No Hiding Place: An Autobiography. Philadelphia: J. B. Lippincott Company.

For devastating frankness, No Hiding Place rivals the classic Confessions of Rousseau. It is the true and haunting story of a life as eventful in the secret places of the soul as in its overt actions. The book is utterly fascinating a dynamo is fascinating -- mysteriously complicated, almost terrifying and sinister in sheer impulsive force, a combination case history, success story, adventure story and revelation.
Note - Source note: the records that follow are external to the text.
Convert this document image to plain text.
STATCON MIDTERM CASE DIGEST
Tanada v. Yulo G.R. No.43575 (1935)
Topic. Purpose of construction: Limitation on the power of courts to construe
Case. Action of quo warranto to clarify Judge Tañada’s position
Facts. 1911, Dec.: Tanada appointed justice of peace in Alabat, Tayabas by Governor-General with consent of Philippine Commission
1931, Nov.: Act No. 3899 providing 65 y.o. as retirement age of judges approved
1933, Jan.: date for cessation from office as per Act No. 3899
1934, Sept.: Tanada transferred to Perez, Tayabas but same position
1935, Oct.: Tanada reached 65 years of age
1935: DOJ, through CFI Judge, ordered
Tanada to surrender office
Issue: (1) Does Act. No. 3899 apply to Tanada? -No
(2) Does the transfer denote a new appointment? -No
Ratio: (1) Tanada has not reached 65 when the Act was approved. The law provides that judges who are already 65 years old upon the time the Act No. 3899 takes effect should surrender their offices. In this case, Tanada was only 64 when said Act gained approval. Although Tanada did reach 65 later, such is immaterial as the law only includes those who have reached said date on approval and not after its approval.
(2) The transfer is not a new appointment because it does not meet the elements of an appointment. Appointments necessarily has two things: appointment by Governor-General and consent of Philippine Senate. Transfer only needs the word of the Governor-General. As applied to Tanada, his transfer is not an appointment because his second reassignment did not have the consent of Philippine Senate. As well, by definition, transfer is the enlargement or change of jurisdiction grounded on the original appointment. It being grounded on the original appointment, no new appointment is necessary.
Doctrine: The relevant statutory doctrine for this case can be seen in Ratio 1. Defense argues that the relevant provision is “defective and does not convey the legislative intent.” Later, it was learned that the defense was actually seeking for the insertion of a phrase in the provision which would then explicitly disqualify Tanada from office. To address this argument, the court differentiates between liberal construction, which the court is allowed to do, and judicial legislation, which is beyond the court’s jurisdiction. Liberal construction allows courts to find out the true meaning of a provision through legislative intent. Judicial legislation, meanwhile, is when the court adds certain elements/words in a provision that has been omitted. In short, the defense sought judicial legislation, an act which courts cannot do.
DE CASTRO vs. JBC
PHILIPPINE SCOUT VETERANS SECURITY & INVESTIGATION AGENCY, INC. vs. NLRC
With Seabrook we return to Greenwich Village in its Golden Age, and to the expatriate society of France. We share his experiences as a reporter in the South, as a Hearst syndicate writer, a successful advertising man, an ambulance driver in World War I, the author of best sellers, a member of a powerful tribe in Arabia and a Dutchess County solid citizen. Through his eyes we see the inner mysteries of Voodoo, the concealed life in a great mental hospital. His friends range from journalist to Haitian priestess, from members of Rotary to African cannibals, from café society to continental hobos. Out of diverse and complex impulses, out of all his extraordinary sufferings and pleasures, comes this amazing autobiography. Written in a style that is vital, electric and highly individual, it is not only the personal history of a phase of American culture, but a genuine contribution to psychology. Seabrook has never been afraid to be himself, and obedience to his own unique nature has led him down uncharted roads of which this book reveals every curious twist and turn. He meets the uncivilized African on equal terms as easily as he does the most precious French sophisticate. Through his experience he has achieved a compassionate understanding that embraces all humanity. His story is made memorable by it.

1944

September 24. “’Mme. Werewolf’s’ Captive.” The American Weekly: 14-15.

Rescue of the 16-Year-Old Kidnap Victim by Mexico Police Has Revealed Incredible Cruelties Inflicted by Her Captor and Started an Inquiry Into the Dreadful Rites in the House of Horror Where the Bodies of Missing Infants Were Hidden

[Analysis of a murder and sex slave case in Panzacola, Tlaxcala, suggesting the suspect, who maintained an altar upon which was enshrined the skeleton of a dog or jackal and upon whose land were found the remains of two children, believed herself to be a werewolf.]